Approximately 20 attendees said they were there to get ideas about how to use their gardens, what to plant, and get tips on how to transform their gardens.

Hoffman told residents that design works best when the feet go first. She told them to walk around their gardens, get an idea of the dimensions, listen for the sounds of nature and take note of the sun and shade patterns.

The survey of building and natural structure, called hardscaping, she said forms the "backbone of the garden." Still, each oasis of green and granite should connect through focal points like a statue, arc or walkway.

"Spaces need to relate to each other so the landscape can be experienced in a sequence," she said.

For Lou Ann O'Brien gardening is a wonderful, creative activity, that's full of surprises.

"I have all these islands and I'd like to connect them to create a private sanctuary, but I don't know how to do it," she said of why she attended.

She said she had to go home and think it through, but the journey and the bloom that is punctuated every spring begins and ends in the same place for her.

"I can go out in the garden and in ten seconds I'm in heaven," she said.

At Christine Kelly-Edelman's house, the success of her vegetable garden is coinciding with a necessity to groom the landscape the right way.

"I need a master gardener to help me," she said.

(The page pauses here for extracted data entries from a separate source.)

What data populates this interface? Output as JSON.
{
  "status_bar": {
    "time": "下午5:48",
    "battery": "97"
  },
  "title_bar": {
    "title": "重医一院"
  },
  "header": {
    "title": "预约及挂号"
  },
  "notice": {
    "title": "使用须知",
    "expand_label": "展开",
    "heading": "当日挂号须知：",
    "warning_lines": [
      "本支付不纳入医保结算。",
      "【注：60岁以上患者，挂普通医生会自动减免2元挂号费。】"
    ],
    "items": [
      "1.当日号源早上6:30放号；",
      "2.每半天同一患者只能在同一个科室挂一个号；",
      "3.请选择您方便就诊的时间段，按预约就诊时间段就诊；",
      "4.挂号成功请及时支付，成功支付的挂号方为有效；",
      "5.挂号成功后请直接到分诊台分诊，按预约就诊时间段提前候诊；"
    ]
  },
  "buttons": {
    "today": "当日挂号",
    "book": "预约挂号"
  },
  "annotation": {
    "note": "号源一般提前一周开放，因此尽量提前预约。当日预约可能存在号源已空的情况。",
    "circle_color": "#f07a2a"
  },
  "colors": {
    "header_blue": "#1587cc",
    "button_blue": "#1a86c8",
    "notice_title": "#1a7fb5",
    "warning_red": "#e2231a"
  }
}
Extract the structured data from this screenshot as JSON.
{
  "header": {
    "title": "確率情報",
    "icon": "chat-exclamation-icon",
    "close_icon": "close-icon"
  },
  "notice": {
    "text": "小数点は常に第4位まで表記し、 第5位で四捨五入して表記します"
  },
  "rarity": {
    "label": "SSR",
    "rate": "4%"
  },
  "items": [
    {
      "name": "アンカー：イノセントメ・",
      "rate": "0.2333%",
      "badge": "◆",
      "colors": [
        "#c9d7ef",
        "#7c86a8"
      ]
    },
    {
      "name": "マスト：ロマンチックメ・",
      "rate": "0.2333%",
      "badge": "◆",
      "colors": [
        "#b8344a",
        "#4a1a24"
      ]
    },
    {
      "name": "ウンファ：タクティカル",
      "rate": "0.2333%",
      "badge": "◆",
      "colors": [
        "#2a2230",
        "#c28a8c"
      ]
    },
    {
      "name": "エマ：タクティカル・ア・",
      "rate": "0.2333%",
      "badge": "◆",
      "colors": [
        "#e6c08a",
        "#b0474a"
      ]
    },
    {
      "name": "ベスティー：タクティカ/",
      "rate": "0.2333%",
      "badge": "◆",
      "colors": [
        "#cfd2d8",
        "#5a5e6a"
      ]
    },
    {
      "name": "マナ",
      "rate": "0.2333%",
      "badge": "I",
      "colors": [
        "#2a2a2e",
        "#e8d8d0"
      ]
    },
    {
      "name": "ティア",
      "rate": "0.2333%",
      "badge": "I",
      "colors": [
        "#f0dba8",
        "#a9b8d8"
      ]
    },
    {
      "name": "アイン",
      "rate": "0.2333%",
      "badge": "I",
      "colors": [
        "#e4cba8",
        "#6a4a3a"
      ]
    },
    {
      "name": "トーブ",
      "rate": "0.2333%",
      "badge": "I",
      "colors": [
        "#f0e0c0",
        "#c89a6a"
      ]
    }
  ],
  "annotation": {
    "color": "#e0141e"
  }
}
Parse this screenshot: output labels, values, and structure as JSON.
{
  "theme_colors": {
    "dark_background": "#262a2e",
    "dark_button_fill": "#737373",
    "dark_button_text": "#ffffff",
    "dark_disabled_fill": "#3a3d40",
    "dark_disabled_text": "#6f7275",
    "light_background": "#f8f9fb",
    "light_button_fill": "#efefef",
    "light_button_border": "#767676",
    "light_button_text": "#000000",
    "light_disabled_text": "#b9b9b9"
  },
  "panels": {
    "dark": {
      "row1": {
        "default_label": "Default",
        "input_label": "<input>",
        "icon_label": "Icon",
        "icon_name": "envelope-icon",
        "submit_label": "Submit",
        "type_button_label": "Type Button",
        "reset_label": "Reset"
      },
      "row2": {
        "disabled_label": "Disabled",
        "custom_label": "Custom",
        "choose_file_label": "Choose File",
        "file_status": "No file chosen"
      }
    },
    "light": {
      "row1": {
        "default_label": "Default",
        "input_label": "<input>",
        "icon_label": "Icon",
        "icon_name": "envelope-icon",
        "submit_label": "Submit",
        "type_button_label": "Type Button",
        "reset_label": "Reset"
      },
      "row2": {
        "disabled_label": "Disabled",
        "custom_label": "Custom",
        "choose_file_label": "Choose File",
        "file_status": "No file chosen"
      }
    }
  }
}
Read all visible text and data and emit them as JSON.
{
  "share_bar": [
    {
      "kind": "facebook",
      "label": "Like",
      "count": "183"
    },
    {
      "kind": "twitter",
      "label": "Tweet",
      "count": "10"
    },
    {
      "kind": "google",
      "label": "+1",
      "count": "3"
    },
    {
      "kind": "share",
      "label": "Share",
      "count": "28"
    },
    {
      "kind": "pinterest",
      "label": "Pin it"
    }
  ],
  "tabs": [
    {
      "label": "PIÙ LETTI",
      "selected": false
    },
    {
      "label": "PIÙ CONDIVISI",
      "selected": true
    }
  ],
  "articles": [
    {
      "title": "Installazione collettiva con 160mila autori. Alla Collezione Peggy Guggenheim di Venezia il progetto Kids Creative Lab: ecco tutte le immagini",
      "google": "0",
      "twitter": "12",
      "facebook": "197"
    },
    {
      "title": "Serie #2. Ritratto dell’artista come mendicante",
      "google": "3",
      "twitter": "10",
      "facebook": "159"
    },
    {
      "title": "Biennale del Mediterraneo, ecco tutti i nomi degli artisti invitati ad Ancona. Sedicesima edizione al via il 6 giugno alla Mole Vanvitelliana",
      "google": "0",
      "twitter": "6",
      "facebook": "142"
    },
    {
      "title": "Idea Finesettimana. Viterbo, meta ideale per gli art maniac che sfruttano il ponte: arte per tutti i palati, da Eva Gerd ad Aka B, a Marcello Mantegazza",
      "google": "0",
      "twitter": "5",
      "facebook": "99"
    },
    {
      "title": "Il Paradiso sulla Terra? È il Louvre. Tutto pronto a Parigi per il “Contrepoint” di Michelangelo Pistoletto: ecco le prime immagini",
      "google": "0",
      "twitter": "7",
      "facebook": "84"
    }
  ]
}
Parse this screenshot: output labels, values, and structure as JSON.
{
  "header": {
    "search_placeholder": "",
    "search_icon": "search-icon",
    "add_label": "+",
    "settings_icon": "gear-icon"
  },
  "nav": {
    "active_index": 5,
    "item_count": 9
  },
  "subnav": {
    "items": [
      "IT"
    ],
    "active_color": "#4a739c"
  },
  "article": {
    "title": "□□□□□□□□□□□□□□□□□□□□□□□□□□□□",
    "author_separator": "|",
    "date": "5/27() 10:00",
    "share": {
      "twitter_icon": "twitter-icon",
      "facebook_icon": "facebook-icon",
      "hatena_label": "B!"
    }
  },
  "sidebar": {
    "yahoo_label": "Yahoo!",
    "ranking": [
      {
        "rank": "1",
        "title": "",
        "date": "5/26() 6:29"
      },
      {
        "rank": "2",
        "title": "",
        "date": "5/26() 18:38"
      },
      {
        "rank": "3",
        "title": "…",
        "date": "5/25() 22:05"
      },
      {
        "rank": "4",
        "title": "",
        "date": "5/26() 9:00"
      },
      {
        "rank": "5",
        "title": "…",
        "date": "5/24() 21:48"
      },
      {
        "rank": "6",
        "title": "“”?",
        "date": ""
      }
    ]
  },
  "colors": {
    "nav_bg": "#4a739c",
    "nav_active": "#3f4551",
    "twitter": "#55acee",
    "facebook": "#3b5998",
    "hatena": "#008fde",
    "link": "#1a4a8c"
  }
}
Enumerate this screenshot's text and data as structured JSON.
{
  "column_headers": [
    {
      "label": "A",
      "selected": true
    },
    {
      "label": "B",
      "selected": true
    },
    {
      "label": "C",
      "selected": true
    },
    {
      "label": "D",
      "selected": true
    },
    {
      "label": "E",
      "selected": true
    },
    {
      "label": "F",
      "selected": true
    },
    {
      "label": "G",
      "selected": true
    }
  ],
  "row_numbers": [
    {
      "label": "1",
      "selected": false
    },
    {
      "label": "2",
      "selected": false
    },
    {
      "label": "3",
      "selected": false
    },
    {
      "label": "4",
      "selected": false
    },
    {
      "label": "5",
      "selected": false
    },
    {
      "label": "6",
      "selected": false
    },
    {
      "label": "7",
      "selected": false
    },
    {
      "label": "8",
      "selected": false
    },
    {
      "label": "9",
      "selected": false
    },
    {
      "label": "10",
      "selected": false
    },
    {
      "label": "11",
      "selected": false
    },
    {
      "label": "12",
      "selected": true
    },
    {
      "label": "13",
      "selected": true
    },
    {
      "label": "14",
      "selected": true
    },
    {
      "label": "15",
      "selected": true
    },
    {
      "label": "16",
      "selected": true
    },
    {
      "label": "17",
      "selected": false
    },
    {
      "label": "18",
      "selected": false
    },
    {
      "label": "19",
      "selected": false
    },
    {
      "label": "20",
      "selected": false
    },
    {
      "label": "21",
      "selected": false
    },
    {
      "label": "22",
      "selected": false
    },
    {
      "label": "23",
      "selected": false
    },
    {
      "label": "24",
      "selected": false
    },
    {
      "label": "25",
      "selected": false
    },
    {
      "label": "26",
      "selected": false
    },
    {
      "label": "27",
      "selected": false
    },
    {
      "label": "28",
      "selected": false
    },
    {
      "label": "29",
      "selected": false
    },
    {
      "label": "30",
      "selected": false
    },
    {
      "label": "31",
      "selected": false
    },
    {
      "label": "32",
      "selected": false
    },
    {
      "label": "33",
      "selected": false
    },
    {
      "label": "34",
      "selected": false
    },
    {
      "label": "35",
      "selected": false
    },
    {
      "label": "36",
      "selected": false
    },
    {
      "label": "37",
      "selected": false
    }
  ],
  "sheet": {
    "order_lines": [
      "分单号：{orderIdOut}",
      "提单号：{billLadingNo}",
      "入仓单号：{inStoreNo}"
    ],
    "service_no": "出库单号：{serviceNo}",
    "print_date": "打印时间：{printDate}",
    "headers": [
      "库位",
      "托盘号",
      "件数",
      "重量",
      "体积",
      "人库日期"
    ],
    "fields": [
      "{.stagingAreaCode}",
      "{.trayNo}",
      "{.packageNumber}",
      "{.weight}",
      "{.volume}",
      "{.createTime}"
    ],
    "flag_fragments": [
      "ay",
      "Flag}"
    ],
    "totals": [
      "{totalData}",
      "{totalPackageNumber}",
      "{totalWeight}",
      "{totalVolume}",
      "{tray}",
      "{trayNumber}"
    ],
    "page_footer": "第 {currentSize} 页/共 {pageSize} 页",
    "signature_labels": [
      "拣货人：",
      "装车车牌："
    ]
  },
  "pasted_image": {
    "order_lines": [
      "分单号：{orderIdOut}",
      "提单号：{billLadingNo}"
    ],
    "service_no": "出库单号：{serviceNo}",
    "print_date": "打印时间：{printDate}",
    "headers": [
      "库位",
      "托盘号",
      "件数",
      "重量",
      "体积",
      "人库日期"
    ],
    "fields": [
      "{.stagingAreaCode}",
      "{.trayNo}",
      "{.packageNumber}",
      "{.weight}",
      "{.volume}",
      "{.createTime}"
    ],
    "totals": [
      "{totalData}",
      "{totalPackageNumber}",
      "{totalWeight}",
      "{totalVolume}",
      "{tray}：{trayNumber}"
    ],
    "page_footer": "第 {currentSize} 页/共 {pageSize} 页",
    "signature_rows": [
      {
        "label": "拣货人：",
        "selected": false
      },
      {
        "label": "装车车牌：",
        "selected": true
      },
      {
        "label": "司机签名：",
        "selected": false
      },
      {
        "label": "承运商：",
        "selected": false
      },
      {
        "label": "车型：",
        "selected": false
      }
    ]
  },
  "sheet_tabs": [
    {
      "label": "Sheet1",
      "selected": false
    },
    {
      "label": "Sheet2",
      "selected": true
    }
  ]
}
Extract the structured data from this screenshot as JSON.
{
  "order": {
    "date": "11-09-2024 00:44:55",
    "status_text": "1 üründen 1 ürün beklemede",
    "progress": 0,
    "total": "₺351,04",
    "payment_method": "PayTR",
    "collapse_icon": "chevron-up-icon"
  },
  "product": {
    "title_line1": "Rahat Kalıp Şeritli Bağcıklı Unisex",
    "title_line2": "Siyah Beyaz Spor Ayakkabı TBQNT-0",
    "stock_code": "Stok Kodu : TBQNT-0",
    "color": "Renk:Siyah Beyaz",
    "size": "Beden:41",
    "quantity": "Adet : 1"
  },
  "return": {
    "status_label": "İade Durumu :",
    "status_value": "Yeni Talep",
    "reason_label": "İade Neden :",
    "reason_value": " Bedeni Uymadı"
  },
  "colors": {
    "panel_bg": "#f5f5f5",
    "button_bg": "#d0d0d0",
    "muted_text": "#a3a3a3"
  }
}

Often a refurbishing doesn't go as far as needed, Hoffman said, because it does not do a drastic enough change. Either way, spacing can be overlooked and create unwanted overgrowth.

"You need to know what a plant's growth maturity looks like because over time the right spacing will fill in," she said.

Otherwise, a good garden should be expressive of the garden owner, while improper scale definitely stands out. "Every little detail will show, so proportions need to be in balance," she added.

Yorktown's Pauline Chang seemed not so far along in her gardening credentials but she was certainly open to suggestion. She said she attended the forum to find out what she could do with an empty space because she wasn't sure what to plant there.

In Cortland, Marilyn Elie has her hands full with a new house. Gardening is a passion and she said she knows creating the right landscape means you don't elevate one sense over another.

"I do a lot of walking, looking and listening," she said. "It's my art."

Master Gardeners like Eleanor Hoffman are trained in horticulture by the Cornell Cooperative Extension and give talks on a wide variety of gardening subjects throughout Westchester County.